After the meeting here of representatives of the so-called quartet of Middle East peace negotiators the United States, Russia, the United Nations and the European Union the group released a statement on Wednesday that "reaffirmed" its support for a Palestinian government that would recognize Israel and renounce violence.
The U.S. secretary of state, Condoleezza Rice, has said repeatedly that unless the new unity government meets those conditions, the United States will continue its economic boycott of the Palestinian government. So far, the Saudi-brokered government, which included the moderate president, Mahmoud Abbas of Fatah, and the militant Islamic movement Hamas, does not.
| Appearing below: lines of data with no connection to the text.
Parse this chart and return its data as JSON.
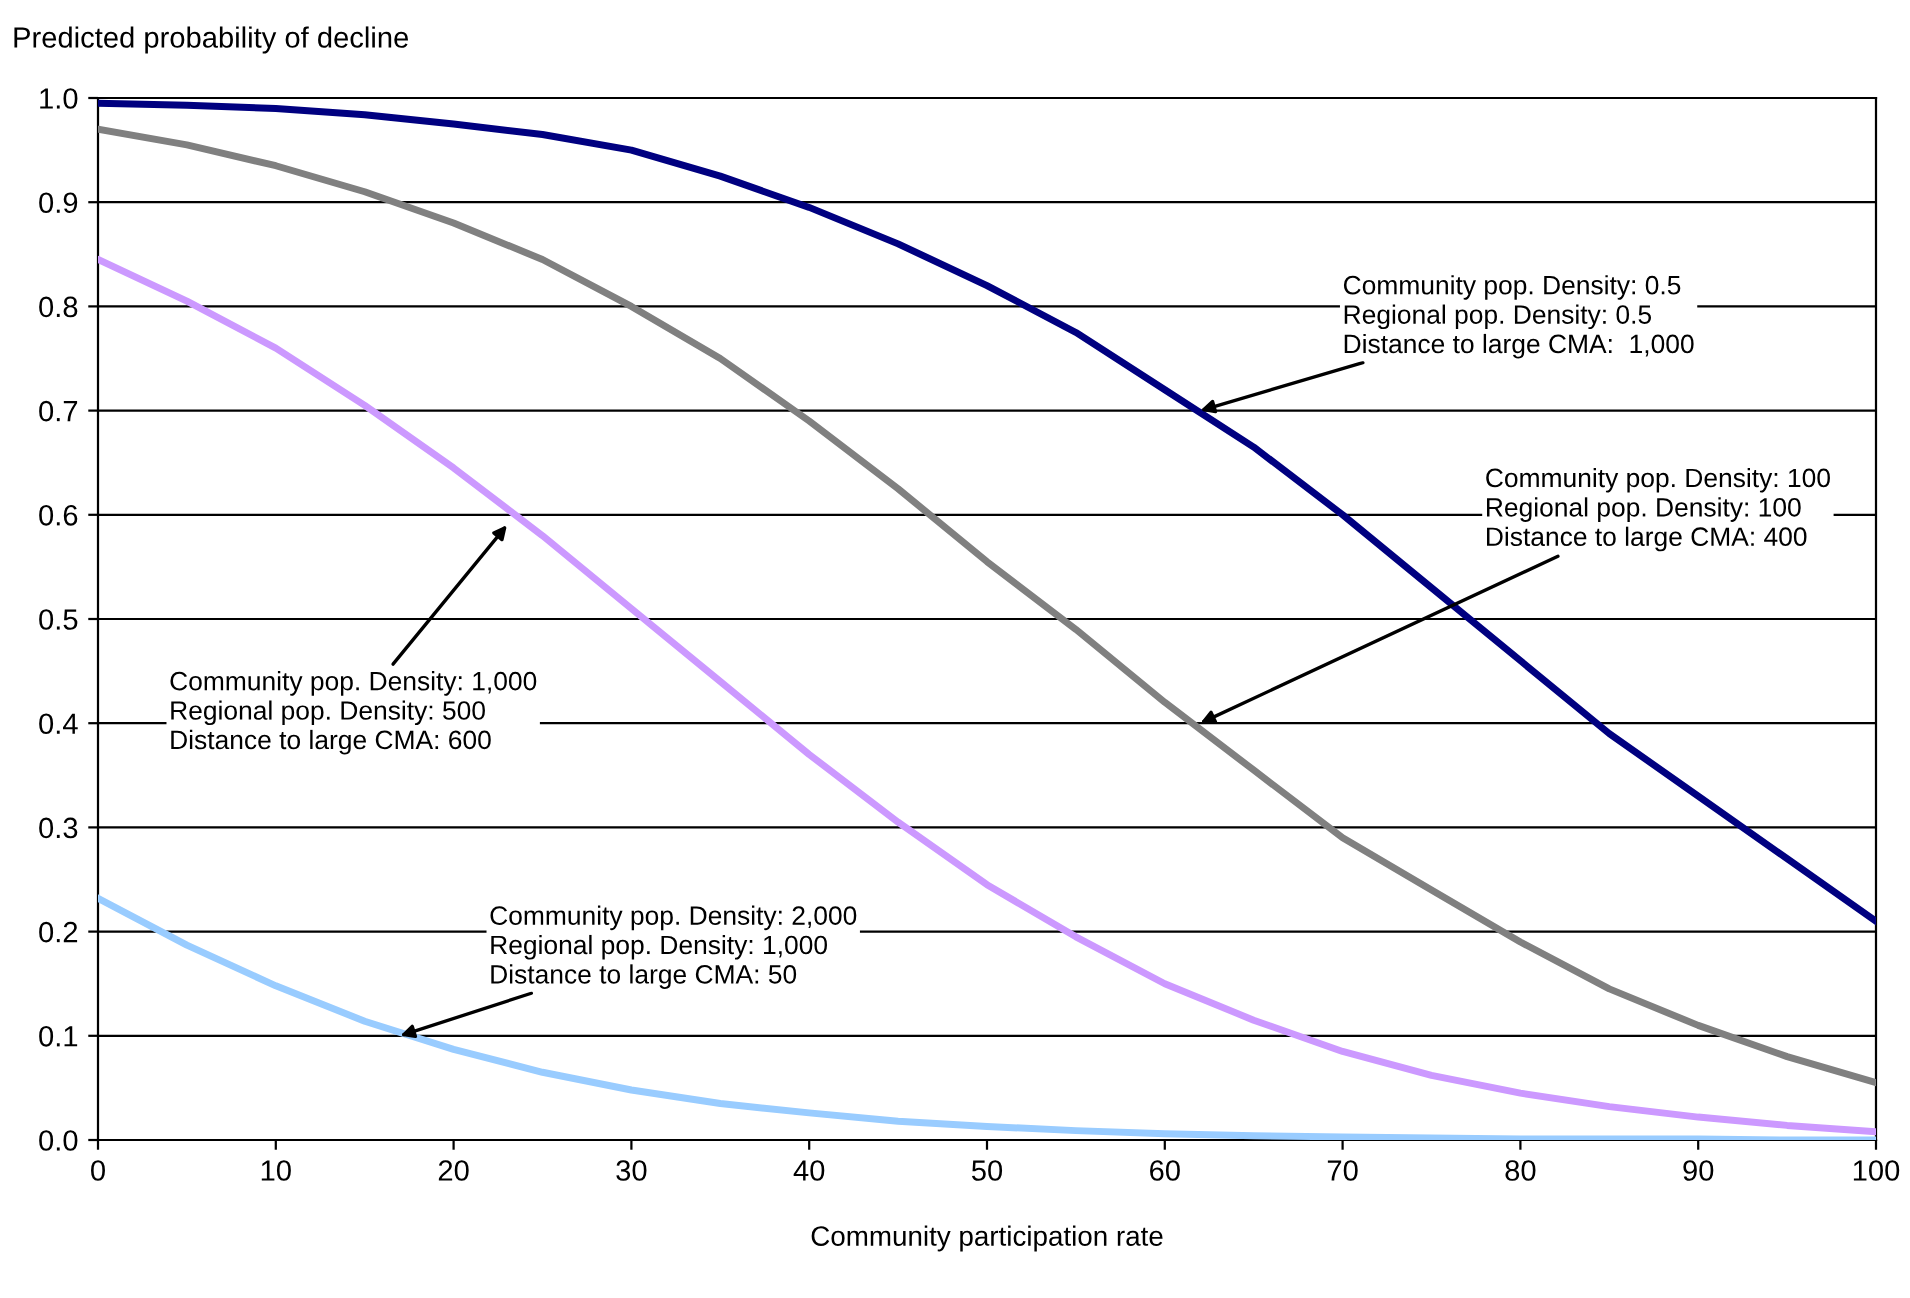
{
  "chart_data": {
    "type": "line",
    "ylabel": "Predicted probability of decline",
    "xlabel": "Community participation rate",
    "x": [
      0,
      5,
      10,
      15,
      20,
      25,
      30,
      35,
      40,
      45,
      50,
      55,
      60,
      65,
      70,
      75,
      80,
      85,
      90,
      95,
      100
    ],
    "series": [
      {
        "color": "#000080",
        "values": [
          0.995,
          0.993,
          0.99,
          0.984,
          0.975,
          0.965,
          0.95,
          0.925,
          0.895,
          0.86,
          0.82,
          0.775,
          0.72,
          0.665,
          0.6,
          0.53,
          0.46,
          0.39,
          0.33,
          0.27,
          0.21
        ]
      },
      {
        "color": "#808080",
        "values": [
          0.97,
          0.955,
          0.935,
          0.91,
          0.88,
          0.845,
          0.8,
          0.75,
          0.69,
          0.625,
          0.555,
          0.49,
          0.42,
          0.355,
          0.29,
          0.24,
          0.19,
          0.145,
          0.11,
          0.08,
          0.055
        ]
      },
      {
        "color": "#cc99ff",
        "values": [
          0.845,
          0.805,
          0.76,
          0.705,
          0.645,
          0.58,
          0.51,
          0.44,
          0.37,
          0.305,
          0.245,
          0.195,
          0.15,
          0.115,
          0.085,
          0.062,
          0.045,
          0.032,
          0.022,
          0.014,
          0.008
        ]
      },
      {
        "color": "#99ccff",
        "values": [
          0.232,
          0.187,
          0.148,
          0.114,
          0.087,
          0.065,
          0.048,
          0.035,
          0.026,
          0.018,
          0.013,
          0.009,
          0.006,
          0.004,
          0.003,
          0.002,
          0.001,
          0.001,
          0.001,
          0.0,
          0.0
        ]
      }
    ],
    "annotations": [
      {
        "text": "Community pop. Density: 0.5\nRegional pop. Density: 0.5\nDistance to large CMA:  1,000",
        "x": 62,
        "y": 0.7
      },
      {
        "text": "Community pop. Density: 100\nRegional pop. Density: 100\nDistance to large CMA: 400",
        "x": 62,
        "y": 0.4
      },
      {
        "text": "Community pop. Density: 1,000\nRegional pop. Density: 500\nDistance to large CMA: 600",
        "x": 23,
        "y": 0.59
      },
      {
        "text": "Community pop. Density: 2,000\nRegional pop. Density: 1,000\nDistance to large CMA: 50",
        "x": 17,
        "y": 0.1
      }
    ],
    "xlim": [
      0,
      100
    ],
    "xticks": [
      0,
      10,
      20,
      30,
      40,
      50,
      60,
      70,
      80,
      90,
      100
    ],
    "ylim": [
      0,
      1.0
    ],
    "yticks": [
      {
        "value": 0,
        "label": "0.0"
      },
      {
        "value": 0.1,
        "label": "0.1"
      },
      {
        "value": 0.2,
        "label": "0.2"
      },
      {
        "value": 0.3,
        "label": "0.3"
      },
      {
        "value": 0.4,
        "label": "0.4"
      },
      {
        "value": 0.5,
        "label": "0.5"
      },
      {
        "value": 0.6,
        "label": "0.6"
      },
      {
        "value": 0.7,
        "label": "0.7"
      },
      {
        "value": 0.8,
        "label": "0.8"
      },
      {
        "value": 0.9,
        "label": "0.9"
      },
      {
        "value": 1.0,
        "label": "1.0"
      }
    ],
    "grid": "y",
    "marker": "none",
    "line_style": "solid"
  }
}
But European officials appeared more willing to hold out the possibility of finding members of a new unity government with whom to work. "There are ways that we can be flexible," one European official said.
The Russian foreign minister, Sergey Lavrov, who has said that the United States and Europe should look for ways to engage Hamas, was pointed during a news conference about not threatening to continue the boycott if the new government did not recognize Israel.
(Excerpt) Read more at iht.com ...
excerpt
In the U.S. Congress, Representative Nita Lowey, a New York Democrat, is blocking $86 million that the Bush administration wants to strengthen Abbas's security forces. An aide to Lowey said she would lift the hold when the State Department provided guarantees that the money would be used only for nonlethal security assistance.
The United States and other Western countries cut off close to $1 billion in direct aid to the Palestinian government after Hamas won parliamentary elections last year.
Zero to go.
I don't see where in the Constitution it says the king shall tax the citizens and give that money to foreign kings.
I think it is because the funding of just about anything in the Federal budget, once begun, rarely ends.